Alors, en lisant la biographie du chroniqueur Mario Girard, Clémence, encore une fois, j’ai plongé dans sa psyché autant que dans l’aventure du Québec, pré, post et durant la bouillonnante Révolution tranquille. Ce beau volume, publié aux Éditions La Presse, se double d’un album de photos, de lettres manuscrites, de dessins de l’artiste, de coupures de journaux. À travers la remontée de sa carrière défile le passage du temps, les années Clémence qu’on a connues, celles qui nous précédaient, entortillées dans le fil de sa vie. Elle était si comique au cinéma en 2003 en espionne malicieuse dans La grande séduction de Jean-François Pouliot, qui lui valut un prix Jutra. Chaque époque nous renvoie son visage.

La chanteuse de La vie d’factrie est engagée socialement sans l’avoir cherché, juste en décrivant les humains autour d’elle, à l’usine autant qu’au foyer. C’est avec la même fougue qu’elle chantera en 1989 la ménopause dans son spectacle J’ai show !, histoire d’aider les femmes à briser un tabou. Clémence DesRochers impose ses amours avec sa compagne sans choquer la galerie, marchant simplement hors des clous. Son propre style, elle l’a toujours conservé. Ça impose le respect.

J’aime quand elle écrit dans son poème La naissance : « Je suis un accident de parcours, née d’un père déçu et d’une mère fatiguée. » Le berceau des êtres les marque. Son instinct de survie fut son aiguillon.

Fascinante enfance à Sherbrooke ! Son poète de père trônant parmi les livres entraîne ses rejetons au royaume de la fantaisie tout en se noyant dans la bouteille, sans la reconnaissance dont cet autodidacte érudit rêvait pour son oeuvre. Alors l’argent manque forcément.
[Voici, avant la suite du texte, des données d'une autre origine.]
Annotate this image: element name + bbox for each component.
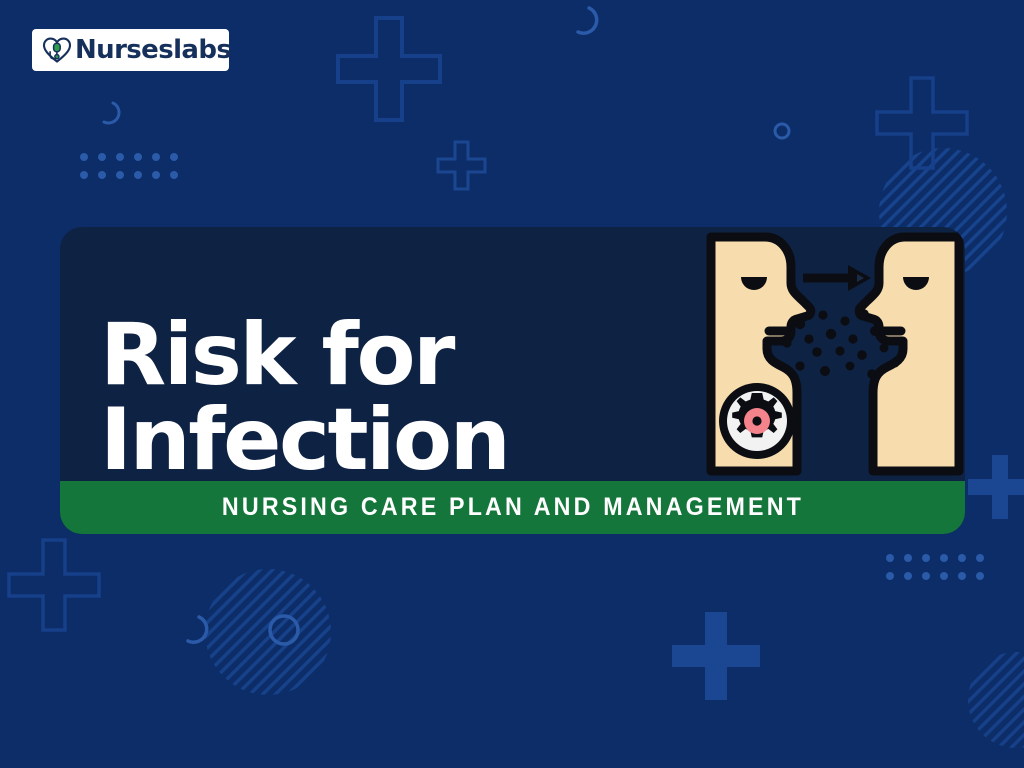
card-body: Risk for Infection [60,227,965,481]
nurseslabs-logo[interactable]: Nurseslabs [32,29,229,71]
right-face-icon [859,237,959,471]
striped-circle-decor [968,652,1024,748]
page-title: Risk for Infection [100,313,660,483]
plus-decor [968,455,1024,519]
arc-decor [188,617,207,642]
heart-stethoscope-icon [41,34,73,66]
banner-label: NURSING CARE PLAN AND MANAGEMENT [221,493,803,522]
poster-canvas: Nurseslabs Risk for Infection [0,0,1024,768]
arc-decor [578,8,597,33]
logo-wordmark: Nurseslabs [75,37,231,63]
dot-grid-decor [886,554,984,580]
circle-outline-decor [270,616,298,644]
subtitle-banner: NURSING CARE PLAN AND MANAGEMENT [60,481,965,534]
airborne-transmission-illustration [705,227,965,481]
plus-decor [338,18,440,120]
transmission-arrow-icon [803,265,871,291]
plus-decor [877,78,967,168]
plus-decor [672,612,760,700]
title-card: Risk for Infection [60,227,965,534]
plus-decor [438,142,485,189]
circle-outline-decor [775,124,789,138]
striped-circle-decor [205,569,331,695]
dot-grid-decor [80,153,178,179]
arc-decor [104,103,119,123]
virus-badge-icon [719,383,795,459]
title-line-2: Infection [100,398,660,483]
plus-decor [9,540,99,630]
Sa mère garde le navire à flot. Clémence crée ses jouets et ses jeux. L’imagination est son mentor. Mais les enfants sensibles élevés sans entraves dépérissent à l’école. La petite fille voudrait scier sa chaise de bois. En témoigne son hilarant monologue Fra gio gio Fragetti sur mademoiselle Bourbonnais, souffre-douleur d’une soeur enseignante ; vraie pièce d’anthologie.

Ses débuts d’institutrice l’ennuient. Alors c’est l’école de théâtre, où le bouillonnant Paul Buissonneau croit en elle, l’engage dans sa troupe La roulotte… La télé de Radio-Canada démarre encore en 1957. Entre les mains de cette débutante, les rôles dans La famille Plouffe et La boîte à surprises tombent tous chauds. Puis le roi du music-hall Jacques Normand la recrute au Cabaret Saint-Germain-des-Prés. C’est avant qu’elle ne fonde le groupe Les Bozos avec André Gagnon, Claude Léveillée, Jean-Pierre Ferland, Jacques Blanchet, Raymond Lévesque et Hervé Brousseau. Avant qu’elle n’ouvre ses propres boîtes qui marchent puis ferment. Alors, cette dynamo rayonne ailleurs, joue ici et là, endisque, se relance sur scène, puis devient malgré elle une figure tutélaire couverte d’hommages.

Entre les lignes surgissent des fragments de cette femme-là. Car des Clémence, il y en des vertes, des mûres et des pas mûres : l’hyperactive, la dépressive, la courageuse, la touche-à-tout, celle qui monta la revue musicale féministe Les Girls aux côtés entre autres de Diane Dufresne et de Louise Latraverse. Sans oublier la femme qui chantait après un chagrin d’amour : « Quand je veux noyer mon chagrin / Je vais me perdre chez Eaton / On voit jamais pleurer personne / Sur le comptoir des magasins ».

Clémence déchaînait les rires même quand elle invitait son auditoire à pleurer. Son aura de comique faisait de l’ombre à sa veine tendre ou inquiète. Désormais, les perspectives seraient inversées. La roue tourne, la planète change. À Mario Girard, elle confie ses angoisses devant les tragédies de la COVID, de la guerre en Ukraine. Oui, son ton serait différent si elle reprenait la plume : « Je pense qu’instinctivement, j’écrirais des choses plus graves. Je mettrais plus de poésie. Faire de l’humour dans un monde inquiet, c’est difficile », assure-t-elle. On entre à l’unisson de Clémence. Vrai qu’il n’y a pas de quoi rire si fort aujourd’hui.